Nissan Reveals Production Spec NV200 Yellow Cab: 2012 New York Auto Show Preview


We’ve been hearing a lot about the so called “Taxi of Tomorrow,” but until recently we’d only seen renderings and prototypes. Now, on the eve of the 2012 New York Auto Show, following a special gathering in SoHo, Manhattan, Nissan has provided details on the actual version that will apply for hire on the streets of the Big Apple.

Features on the production version include a glass roof “presenting unique features of the city,” sliding rear access doors, easily reached grab handles, opening side windows, fully flat passenger floor, USB connectivity for the driver, a mobile charging 12 volt outlet and USB port for passengers, breathable antimicrobial (germ repellant) seat fabric and even a Hearing Loop System for the audibly impaired.

The NV200 is also the first New York City cab to be crash tested and certified with a full driver/passenger partition and sports front and rear occupant curtain airbags, with seat mounted units for the front row.

All NYC taxi NV200s will be powered by Nissan’s 2.0-liter gas four-cylinder engine and in anticipation of the severe use the cabs will be subjected to, the motor boasts a 150,000 mile warranty (NYC’s roughly 13,000 yellow cabs collectively travel around 500 million miles each year).

The production NV200 goes on public display at the New York International Auto Show from April 6, giving New Yorkers a chance to get up close and personal with the cab they’ll soon be riding around in.

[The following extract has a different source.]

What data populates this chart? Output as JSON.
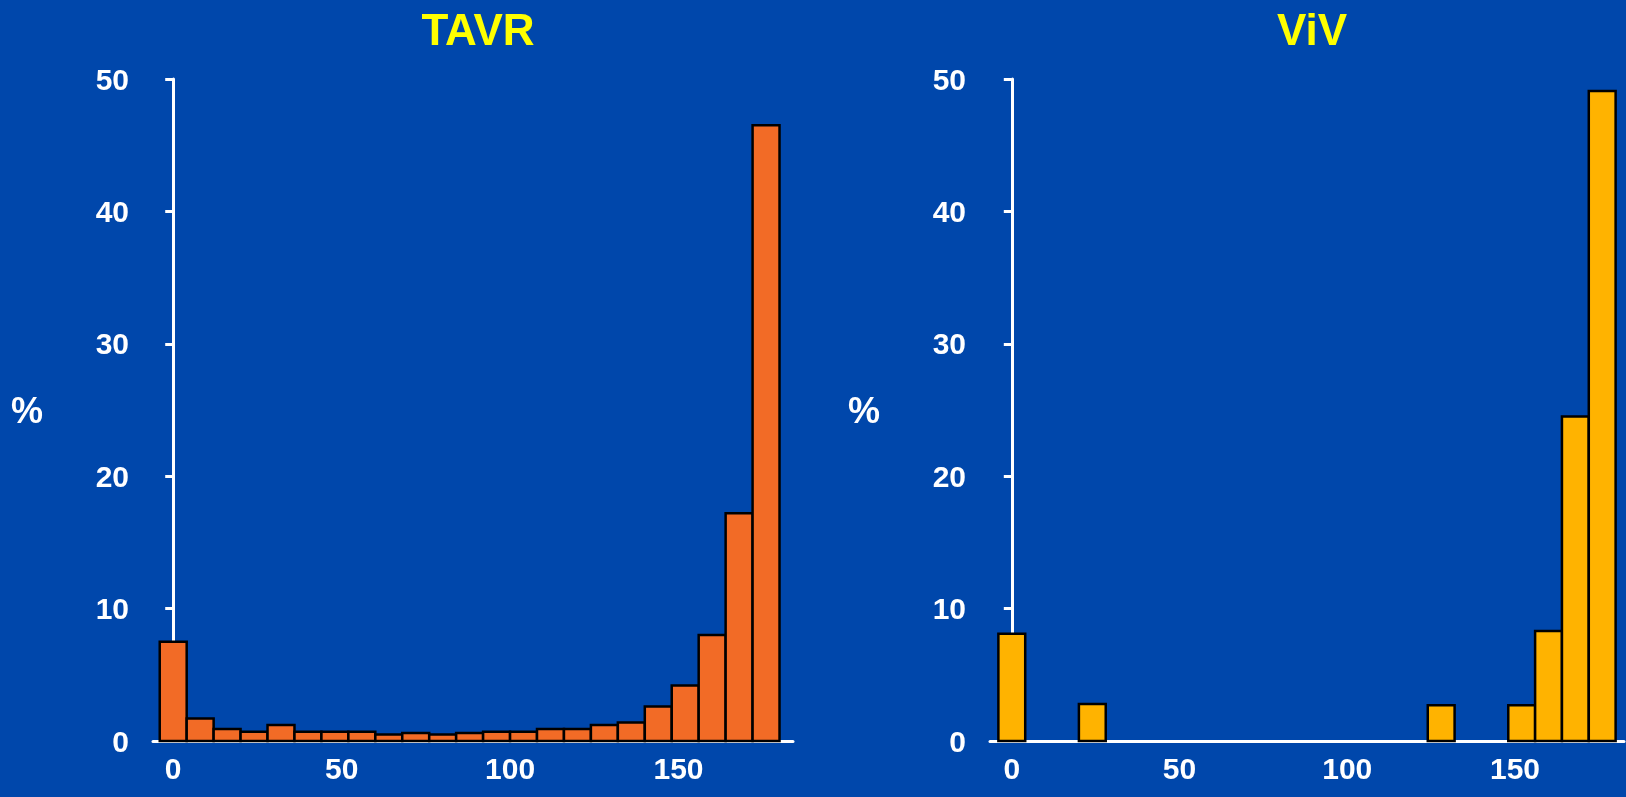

Janice Schacter Lintz says:

Kudos to the TLC for including a hearing/induction loop in all new Taxis of Tomorrow that will benefit consumers as well as drivers who are hard of hearing.  NYC is the first city in the US and is following London’s lead who has been installing loops since 1998.  We hope other cities in the US and around the world will follow the TLC’s lead.  No one should ever worry that they will end up in NOHO when they meant SOHO because they could not hear the driver.  We were thrilled to be part of this historic project.

chair, Hearing Access Program

John Steele says:

I think the wheels look a little small to deal with NYC potholes.